I would just add the following based on my experience. With so many employees an located in different places, its important for you to list the issues being encountered with the present setup, in addition of the need to upgrade, of course :
- Latency -if being experienced generally or specifically to a location as this may indicate a network issue and this is better solved before the upgrade to new storage in order not to disappoint users
-Type of need : analytics/ Big data, classical operational transactions, archiving - in this case you may go for Tiering ( that is have NVMe as the top Tier and SSD as Tier 2). Users are normally demanding but given the costs in a time of budgetary cuts, better offer them different Tiers with front end ones data residing on the better Tier
- Finally, also make sure you have some well structured storage network as you don't want some big fat slow Database VMs located in one of your data centers impacting on the performance of your leaner VMs provisioned on NVMe.
Hello Robert,
What you need to know is in the world of storage infrastructure all the constructor offers a portfolio group by categories like Entry Level Storage, Midrange Storage, Enterprise storage
PowerMax is an enterprise storage on the DELL EMC portfolio
Enterprise storage is usually used for Mission critical Application where the availability required is 99,9999%. With enterprise storage you can manage approximatively 15Millions of IOPS which are very important when you want to take decision to consolidation storage.

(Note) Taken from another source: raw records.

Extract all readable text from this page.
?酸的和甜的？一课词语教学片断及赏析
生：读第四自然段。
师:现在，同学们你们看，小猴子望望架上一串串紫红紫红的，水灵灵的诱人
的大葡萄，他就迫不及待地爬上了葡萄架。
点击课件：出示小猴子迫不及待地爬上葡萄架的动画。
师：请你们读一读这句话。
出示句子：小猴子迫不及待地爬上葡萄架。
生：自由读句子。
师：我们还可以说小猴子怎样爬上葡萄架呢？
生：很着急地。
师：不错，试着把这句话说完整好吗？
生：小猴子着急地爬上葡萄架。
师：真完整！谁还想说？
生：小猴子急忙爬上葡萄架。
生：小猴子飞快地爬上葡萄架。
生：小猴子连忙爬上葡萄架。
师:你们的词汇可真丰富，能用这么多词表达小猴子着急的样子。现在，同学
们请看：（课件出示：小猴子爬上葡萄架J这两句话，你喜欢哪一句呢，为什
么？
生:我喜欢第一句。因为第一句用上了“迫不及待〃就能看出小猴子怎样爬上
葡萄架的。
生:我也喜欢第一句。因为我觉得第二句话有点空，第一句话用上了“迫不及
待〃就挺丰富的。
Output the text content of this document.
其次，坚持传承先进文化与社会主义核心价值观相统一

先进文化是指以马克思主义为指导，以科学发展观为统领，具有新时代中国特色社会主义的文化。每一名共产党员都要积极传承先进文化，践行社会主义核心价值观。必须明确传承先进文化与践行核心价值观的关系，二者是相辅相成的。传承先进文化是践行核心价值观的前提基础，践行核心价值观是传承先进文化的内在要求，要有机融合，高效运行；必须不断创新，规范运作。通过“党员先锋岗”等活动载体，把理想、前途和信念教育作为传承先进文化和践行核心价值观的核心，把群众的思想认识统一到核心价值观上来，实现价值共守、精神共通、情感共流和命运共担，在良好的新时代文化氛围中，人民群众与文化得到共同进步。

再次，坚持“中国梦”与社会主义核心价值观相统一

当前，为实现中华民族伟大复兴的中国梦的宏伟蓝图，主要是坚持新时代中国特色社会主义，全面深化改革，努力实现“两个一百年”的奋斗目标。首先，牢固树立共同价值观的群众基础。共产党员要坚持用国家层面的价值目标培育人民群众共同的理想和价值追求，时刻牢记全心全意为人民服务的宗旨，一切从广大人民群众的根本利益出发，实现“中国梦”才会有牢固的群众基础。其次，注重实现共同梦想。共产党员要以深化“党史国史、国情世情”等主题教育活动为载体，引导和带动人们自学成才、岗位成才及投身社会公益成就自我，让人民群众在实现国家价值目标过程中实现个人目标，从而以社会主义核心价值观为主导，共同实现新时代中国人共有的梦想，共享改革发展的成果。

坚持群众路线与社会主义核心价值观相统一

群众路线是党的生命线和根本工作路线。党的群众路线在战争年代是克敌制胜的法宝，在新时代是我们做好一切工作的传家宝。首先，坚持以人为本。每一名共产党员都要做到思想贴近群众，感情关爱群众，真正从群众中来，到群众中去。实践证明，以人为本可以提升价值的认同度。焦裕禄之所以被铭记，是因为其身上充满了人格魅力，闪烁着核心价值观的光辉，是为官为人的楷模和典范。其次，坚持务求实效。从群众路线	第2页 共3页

Personally, if you cannot expect to reach Millions of IOPS I recommend to go to DELL EMC Unity XT, otherwise move forward to Power Max
PowerMax offer many features like SLO for categories of Application (Diamond, Gold, Silver)
Diamond latency < 1ms
Gold Latency >1ms
Silver Latency >10ms, <20ms
You have also FastVP to move Hot Data to the fastest TIER storage
Physically PowerMax use a Virtual matrix to interconnect all the Engine which can reach 8 depending of the model
Midrange storage use only two controller and provide you and availability of 99,999%
Unity XT is better than HPE MSA or 3PAR
If you want other informations you can contact me
Does PowerMax have storage virtualization for external storage as part of the package?